Geshe Tenzin Wangyal Rinpoche is recognized as the reincarnation of the famous master Khung Tul Rinpoche, a great meditator and scholar. Beginning at age 13, Rinpoche practiced dzogchen under the guidance of masters from both the Bon and Buddhist schools, including His Holiness Lungtok Tenpai Nyima, Lopon Sangye Tenzin Rinpoche, Lopon Tenzin Namdak Rinpoche and Geshe Yungdrung Namgyal. An accomplished scholar in the Bon Buddhist textual traditions, Tenzin Rinpoche completed an 11-year course of traditional studies at the Bon Dialectic School, where he received his doctoral, or geshe, degree. Tenzin Rinpoche came to Rice University, Houston, in 1991 on a Rockefeller scholarship and has remained in the West to teach the ancient Bon traditions to Western students. In 1992, Rinpoche founded Ligmincha Institute.

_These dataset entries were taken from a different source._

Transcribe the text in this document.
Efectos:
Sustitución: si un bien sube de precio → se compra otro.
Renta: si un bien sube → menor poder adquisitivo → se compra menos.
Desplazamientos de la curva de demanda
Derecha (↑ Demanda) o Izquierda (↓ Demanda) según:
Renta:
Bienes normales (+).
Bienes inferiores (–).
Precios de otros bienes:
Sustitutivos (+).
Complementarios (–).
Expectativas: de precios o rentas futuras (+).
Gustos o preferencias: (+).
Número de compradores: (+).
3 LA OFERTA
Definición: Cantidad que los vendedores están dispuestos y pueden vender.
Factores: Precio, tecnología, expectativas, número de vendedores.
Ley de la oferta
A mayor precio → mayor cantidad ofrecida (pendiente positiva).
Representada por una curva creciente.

Tulku Pondse Jigme Tenzin—born Jorge René Valles Sandoval on Aug. 17, 1996, in Chihuahua, Mexico—is considered the reincarnation of the great Bon master Lopon Sangye Tenzin Rinpoche. Only a few weeks after Jorge René’s birth, Geshe Tenzin Wangyal Rinpoche informed his parents that their third child was the incarnation of Lopon Sangye Tenzin; His Holiness Lungtok Tenpai Nyima Rinpoche confirmed this soon afterwards. Tulku Jorge Rene was enthroned at Menri Monastery in Dolanji, India, in December 1999 by His Holiness and given the name Pondse Jigme Tenzin. He also was enthroned at Triten Norbutsé Monastery in Khatmandu, Nepal, by Yongdzin Tenzin Namdak Rinpoche, Geshe Tenzin Wangyal Rinpoche and Khenpo Tenpa Yungdrung Rinpoche. Tulku Jorge René has received teachings at both monasteries and in Mexico. Since 2000 he has attended summer retreats at Ligmincha Institute at Serenity Ridge in Shipman, Virginia, and has attended most of the retreats and seminars organized by Ligmincha Mexico.